Here's some minimally functional working code, using the jwat-warc library:
https://mvnrepository.com/artifact/org.jwat/jwat-warc
import org.jwat.warc.WarcReader;
import org.jwat.warc.WarcReaderFactory;
import org.jwat.warc.WarcRecord;
And the minimal code piece:
InputStream stdin = System.in;
WarcReader warcReader = WarcReaderFactory.getReader(stdin);
WarcRecord record;
while ((record = warcReader.getNextRecord()) != null) {
InputStream contentStream = record.getPayloadContent();
try (BufferedReader reader = new BufferedReader(new InputStreamReader(contentStream))) {
StringBuilder builder = new StringBuilder();
String line;
while ((line = reader.readLine()) != null) {
builder.append(line);
builder.append("\n");
}
String uri = record.getHeader("WARC-Target-URI").value;
String html = builder.toString();
System.out.println(uri + "\t" + html.length());
}
}
You need to read the full content of the WARC record, like I did (so you can't just skip records without reading them), or else it will throw the following exception:
java.io.IOException: Illegal seek
at java.base/java.io.FileInputStream.skip0(Native Method)

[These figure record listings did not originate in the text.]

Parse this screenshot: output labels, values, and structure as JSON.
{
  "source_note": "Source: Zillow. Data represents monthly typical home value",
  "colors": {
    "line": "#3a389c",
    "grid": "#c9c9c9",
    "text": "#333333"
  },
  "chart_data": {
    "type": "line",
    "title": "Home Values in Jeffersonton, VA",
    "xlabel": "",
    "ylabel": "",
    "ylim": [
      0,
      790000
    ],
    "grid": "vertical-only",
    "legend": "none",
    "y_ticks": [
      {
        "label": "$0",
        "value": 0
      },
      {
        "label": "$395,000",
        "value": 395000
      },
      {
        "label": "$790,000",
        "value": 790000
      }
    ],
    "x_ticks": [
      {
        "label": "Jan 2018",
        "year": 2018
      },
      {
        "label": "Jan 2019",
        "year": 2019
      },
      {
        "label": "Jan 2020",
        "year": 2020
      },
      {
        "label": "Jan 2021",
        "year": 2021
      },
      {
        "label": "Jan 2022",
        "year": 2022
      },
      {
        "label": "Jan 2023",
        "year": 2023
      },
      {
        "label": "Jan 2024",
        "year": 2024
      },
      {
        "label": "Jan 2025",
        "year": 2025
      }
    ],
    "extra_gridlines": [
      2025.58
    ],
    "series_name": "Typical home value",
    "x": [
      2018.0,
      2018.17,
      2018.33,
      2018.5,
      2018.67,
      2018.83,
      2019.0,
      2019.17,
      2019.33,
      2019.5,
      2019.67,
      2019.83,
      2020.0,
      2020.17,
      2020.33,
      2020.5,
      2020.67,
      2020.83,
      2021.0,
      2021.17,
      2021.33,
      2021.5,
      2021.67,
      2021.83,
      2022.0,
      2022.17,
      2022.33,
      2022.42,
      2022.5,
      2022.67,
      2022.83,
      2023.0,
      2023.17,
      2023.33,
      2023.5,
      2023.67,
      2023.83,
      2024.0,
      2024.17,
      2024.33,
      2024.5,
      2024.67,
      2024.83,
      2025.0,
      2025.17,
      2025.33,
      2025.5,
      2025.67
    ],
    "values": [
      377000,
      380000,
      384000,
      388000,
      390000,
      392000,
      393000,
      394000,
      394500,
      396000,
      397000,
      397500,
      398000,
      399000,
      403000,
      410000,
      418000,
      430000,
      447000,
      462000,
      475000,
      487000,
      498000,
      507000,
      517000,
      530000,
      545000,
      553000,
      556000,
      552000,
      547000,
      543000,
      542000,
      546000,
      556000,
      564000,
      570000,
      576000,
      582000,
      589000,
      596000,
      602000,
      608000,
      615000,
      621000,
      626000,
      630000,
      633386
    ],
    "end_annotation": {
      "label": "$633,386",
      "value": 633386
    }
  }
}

at java.base/java.io.FileInputStream.skip(Unknown Source)
at java.base/java.io.BufferedInputStream.implSkip(Unknown Source)
at java.base/java.io.BufferedInputStream.skip(Unknown Source)
at java.base/java.io.FilterInputStream.skip(Unknown Source)
at java.base/java.io.PushbackInputStream.skip(Unknown Source)
at org.jwat.common.ByteCountingPushBackInputStream.skip(ByteCountingPushBackInputStream.java:134)
at org.jwat.common.FixedLengthInputStream.skip(FixedLengthInputStream.java:115)
at org.jwat.common.FixedLengthInputStream.close(FixedLengthInputStream.java:58)
at java.base/java.io.BufferedInputStream.close(Unknown Source)
at org.jwat.common.Payload.close(Payload.java:267)
at org.jwat.warc.WarcRecord.close(WarcRecord.java:445)
at org.jwat.warc.WarcReaderUncompressed.getNextRecord(WarcReaderUncompressed.java:123)